After some testing and adjusting, we started training the rest of the team. Then, once everyone was ready to go, we launched our first successful sprint and it went surprisingly well.

If you're a smaller team, we suggest you dive in and plan for extended retrospectives the first few weeks to work through any challenges the team faces.

It took IMPACT about eight sprints to become pretty self-sufficient.

Step 3: Iterate

Iteration happens throughout the entire process. As you implement scrum for your team, each review and retrospective should identify items to improve upon.

Remember -- Agile is a practice of never-ending improvement, so there is no pressure to get it right on the first try.

IMPACT has continued to evolve and we still don’t have all the answers, but that’s okay! We never did, but now we have a structure in place to make improvements more quickly and the team has never been stronger.

Conclusion

There is a lot to take in from this article, so let's take a minute to recap.
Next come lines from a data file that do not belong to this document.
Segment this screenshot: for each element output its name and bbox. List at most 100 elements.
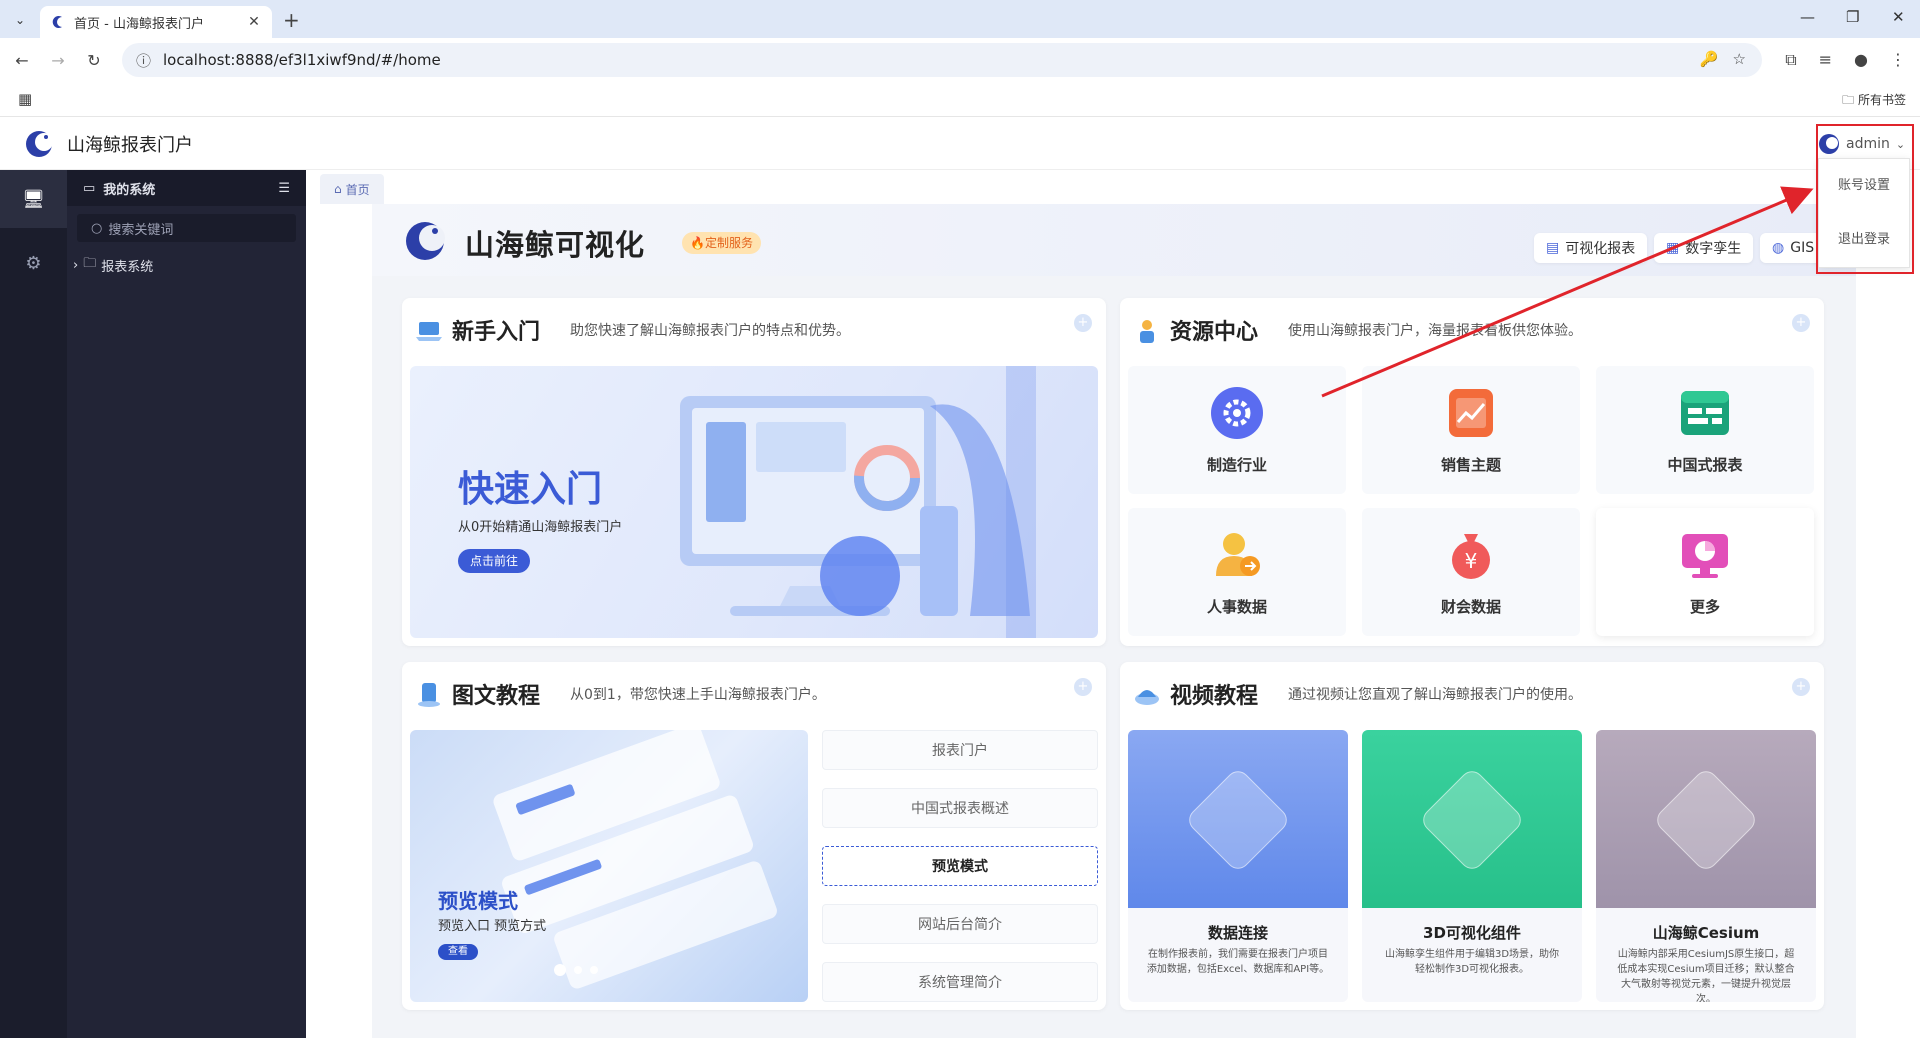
forward-icon[interactable]: → xyxy=(44,51,72,70)
tab-search-icon[interactable]: ⌄ xyxy=(10,10,30,30)
tutorial-carousel[interactable]: 预览模式 预览入口 预览方式 查看 xyxy=(410,730,808,1002)
resource-label: 财会数据 xyxy=(1440,598,1501,616)
resource-more[interactable]: 更多 xyxy=(1596,508,1814,636)
bookmark-star-icon[interactable]: 🔑 ☆ xyxy=(1700,50,1746,68)
tutorial-card: 图文教程 从0到1，带您快速上手山海鲸报表门户。 + 预览模式 预览入口 预览方 xyxy=(402,662,1106,1010)
view-button[interactable]: 查看 xyxy=(438,944,478,960)
video-desc: 山海鲸孪生组件用于编辑3D场景，助你轻松制作3D可视化报表。 xyxy=(1384,949,1560,975)
laptop-icon xyxy=(416,322,442,341)
toolbar-icons: ⧉ ≡ ● ⋮ xyxy=(1785,50,1906,70)
monitor-icon[interactable]: 🖥 xyxy=(0,170,67,228)
browser-tab-strip: ⌄ 首页 - 山海鲸报表门户 ✕ + — ❐ ✕ xyxy=(0,0,1920,38)
video-desc: 山海鲸内部采用CesiumJS原生接口，超低成本实现Cesium项目迁移；默认整… xyxy=(1617,949,1795,1002)
expand-plus-icon[interactable]: + xyxy=(1792,314,1810,332)
tree-item-report-system[interactable]: › 🗀 报表系统 xyxy=(67,250,306,280)
custom-service-badge[interactable]: 🔥定制服务 xyxy=(682,232,761,254)
resource-manufacturing[interactable]: 制造行业 xyxy=(1128,366,1346,494)
sidebar-search-input[interactable]: ○ 搜索关键词 xyxy=(77,214,296,242)
tab-title: 首页 - 山海鲸报表门户 xyxy=(74,16,204,32)
tree-item-label: 报表系统 xyxy=(101,259,154,275)
tag-home[interactable]: ⌂ 首页 xyxy=(320,174,384,204)
tutorial-item[interactable]: 中国式报表概述 xyxy=(822,788,1098,828)
sales-chart-icon xyxy=(1449,389,1493,437)
minimize-icon[interactable]: — xyxy=(1800,8,1815,26)
annotation-highlight-box xyxy=(1816,124,1914,274)
video-data-connection[interactable]: 数据连接 在制作报表前，我们需要在报表门户项目添加数据，包括Excel、数据库和… xyxy=(1128,730,1348,1002)
reading-list-icon[interactable]: ≡ xyxy=(1819,50,1832,70)
tutorial-item-active[interactable]: 预览模式 xyxy=(822,846,1098,886)
video-title: 3D可视化组件 xyxy=(1423,924,1521,942)
card-title: 资源中心 xyxy=(1170,320,1259,345)
new-tab-icon[interactable]: + xyxy=(283,8,300,32)
card-desc: 使用山海鲸报表门户，海量报表看板供您体验。 xyxy=(1288,323,1583,339)
url-text: localhost:8888/ef3l1xiwf9nd/#/home xyxy=(163,51,441,69)
hero-subtitle: 从0开始精通山海鲸报表门户 xyxy=(458,520,623,535)
video-cesium[interactable]: 山海鲸Cesium 山海鲸内部采用CesiumJS原生接口，超低成本实现Cesi… xyxy=(1596,730,1816,1002)
card-header: 新手入门 助您快速了解山海鲸报表门户的特点和优势。 xyxy=(414,314,850,346)
expand-plus-icon[interactable]: + xyxy=(1074,678,1092,696)
table-doc-icon xyxy=(1418,766,1526,874)
resource-sales[interactable]: 销售主题 xyxy=(1362,366,1580,494)
go-now-button[interactable]: 点击前往 xyxy=(458,549,531,573)
resource-label: 销售主题 xyxy=(1440,456,1501,474)
resource-label: 中国式报表 xyxy=(1667,456,1743,474)
video-title: 数据连接 xyxy=(1207,924,1268,942)
resource-chinese-report[interactable]: 中国式报表 xyxy=(1596,366,1814,494)
all-bookmarks[interactable]: 🗀 所有书签 xyxy=(1842,91,1906,112)
video-3d-components[interactable]: 3D可视化组件 山海鲸孪生组件用于编辑3D场景，助你轻松制作3D可视化报表。 xyxy=(1362,730,1582,1002)
folder-icon: 🗀 xyxy=(83,256,97,271)
card-title: 图文教程 xyxy=(452,684,541,709)
tutorial-item[interactable]: 系统管理简介 xyxy=(822,962,1098,1002)
restore-icon[interactable]: ❐ xyxy=(1846,8,1859,26)
card-desc: 通过视频让您直观了解山海鲸报表门户的使用。 xyxy=(1288,687,1583,703)
home-icon: ⌂ xyxy=(334,182,342,196)
settings-gear-icon[interactable]: ⚙ xyxy=(0,234,67,292)
monitor-small-icon: ▭ xyxy=(83,180,96,196)
brand-title: 山海鲸可视化 xyxy=(465,228,646,262)
tutorial-item[interactable]: 报表门户 xyxy=(822,730,1098,770)
card-header: 资源中心 使用山海鲸报表门户，海量报表看板供您体验。 xyxy=(1132,314,1582,346)
collapse-menu-icon[interactable]: ☰ xyxy=(278,181,290,196)
expand-plus-icon[interactable]: + xyxy=(1074,314,1092,332)
card-title: 新手入门 xyxy=(452,320,541,345)
profile-icon[interactable]: ● xyxy=(1854,50,1868,70)
video-card: 视频教程 通过视频让您直观了解山海鲸报表门户的使用。 + 数据连接 在制作报表前… xyxy=(1120,662,1824,1010)
search-icon: ○ xyxy=(91,220,103,236)
browser-tab[interactable]: 首页 - 山海鲸报表门户 ✕ xyxy=(40,6,272,38)
getting-started-card: 新手入门 助您快速了解山海鲸报表门户的特点和优势。 + 快速入门 从0开始精通山… xyxy=(402,298,1106,646)
resource-label: 人事数据 xyxy=(1206,598,1267,616)
close-tab-icon[interactable]: ✕ xyxy=(246,14,262,30)
visual-report-button[interactable]: ▤ 可视化报表 xyxy=(1534,233,1648,263)
quick-start-hero[interactable]: 快速入门 从0开始精通山海鲸报表门户 点击前往 xyxy=(410,366,1098,638)
screens-illustration-icon xyxy=(493,730,777,989)
pie-monitor-icon xyxy=(1682,534,1728,578)
expand-plus-icon[interactable]: + xyxy=(1792,678,1810,696)
hero-title: 快速入门 xyxy=(458,469,603,510)
close-window-icon[interactable]: ✕ xyxy=(1892,8,1905,26)
card-desc: 从0到1，带您快速上手山海鲸报表门户。 xyxy=(570,687,826,703)
all-bookmarks-label: 所有书签 xyxy=(1857,93,1906,107)
card-header: 视频教程 通过视频让您直观了解山海鲸报表门户的使用。 xyxy=(1132,678,1582,710)
video-thumbnail xyxy=(1362,730,1582,908)
resource-finance[interactable]: ¥ 财会数据 xyxy=(1362,508,1580,636)
twin-grid-icon: ▦ xyxy=(1666,240,1680,256)
button-label: 可视化报表 xyxy=(1565,241,1636,257)
brand-logo-icon xyxy=(406,222,445,260)
tutorial-item[interactable]: 网站后台简介 xyxy=(822,904,1098,944)
svg-text:¥: ¥ xyxy=(1465,549,1478,573)
chevron-right-icon: › xyxy=(73,257,79,273)
back-icon[interactable]: ← xyxy=(8,51,36,70)
main-area: ⌂ 首页 山海鲸可视化 🔥定制服务 ▤ 可视化报表 ▦ 数字孪生 ◍ GIS 新手入门 … xyxy=(306,170,1920,1038)
carousel-subtitle: 预览入口 预览方式 xyxy=(438,919,547,934)
extensions-icon[interactable]: ⧉ xyxy=(1785,50,1796,70)
apps-grid-icon[interactable]: ▦ xyxy=(18,90,32,108)
resource-hr[interactable]: 人事数据 xyxy=(1128,508,1346,636)
digital-twin-button[interactable]: ▦ 数字孪生 xyxy=(1654,233,1754,263)
resource-icon xyxy=(1140,320,1154,343)
site-info-icon[interactable]: ⓘ xyxy=(136,50,151,71)
resource-label: 制造行业 xyxy=(1206,456,1267,474)
reload-icon[interactable]: ↻ xyxy=(80,51,108,70)
menu-icon[interactable]: ⋮ xyxy=(1890,50,1906,70)
url-bar[interactable]: ⓘ localhost:8888/ef3l1xiwf9nd/#/home 🔑 ☆ xyxy=(122,43,1762,77)
video-thumbnail xyxy=(1128,730,1348,908)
The 3 Agile Marketing Key Values:

  1. Individuals and interactions are more important than processes and tools
  2. Publishing content and working in sprints is more efficient than following year-long marketing plans
  3. Adapting as you go is more effective than sticking to an outdated marketing plan

The 3x3 Approach

  1. 3 Roles
    1. Product Owner -- Plans the work
    2. Implementers -- Executes the work
    3. Scrum Master -- Enables the team
  2. 3 Ceremonies
    1. Spring Planning -- 1-hour meeting to plan sprint
    2. Daily Scrum -- 15-minute daily meeting to track sprint progress
    3. Sprint Retrospective and Review -- 1-hour session to review sprint and identify actionable improvements for the following sprint
  3. 3 Artifacts
    1. Product Backlog -- Prioritized queue of work items
    2. Sprint Backlog -- Subset of work items committed to be completed during sprint
    3. Burndown Chart -- A visual progress report

Agile Planning Mechanisms

  1. Roadmap -- Big picture goals
  2. Themes -- An individual strategy or objective
  3. Initiatives -- A collection of tactics that help meet an objective
  4. Epics -- The tactics that create the finished product
  5. Stories -- The specific tasks in each epic

There is no other approach to marketing that we know of that is better suited for today's business climate than Agile Marketing. Going Agile has improved IMPACT in every aspect from the value we deliver our clients and the revenue we generate to the way we interact and work together as a team.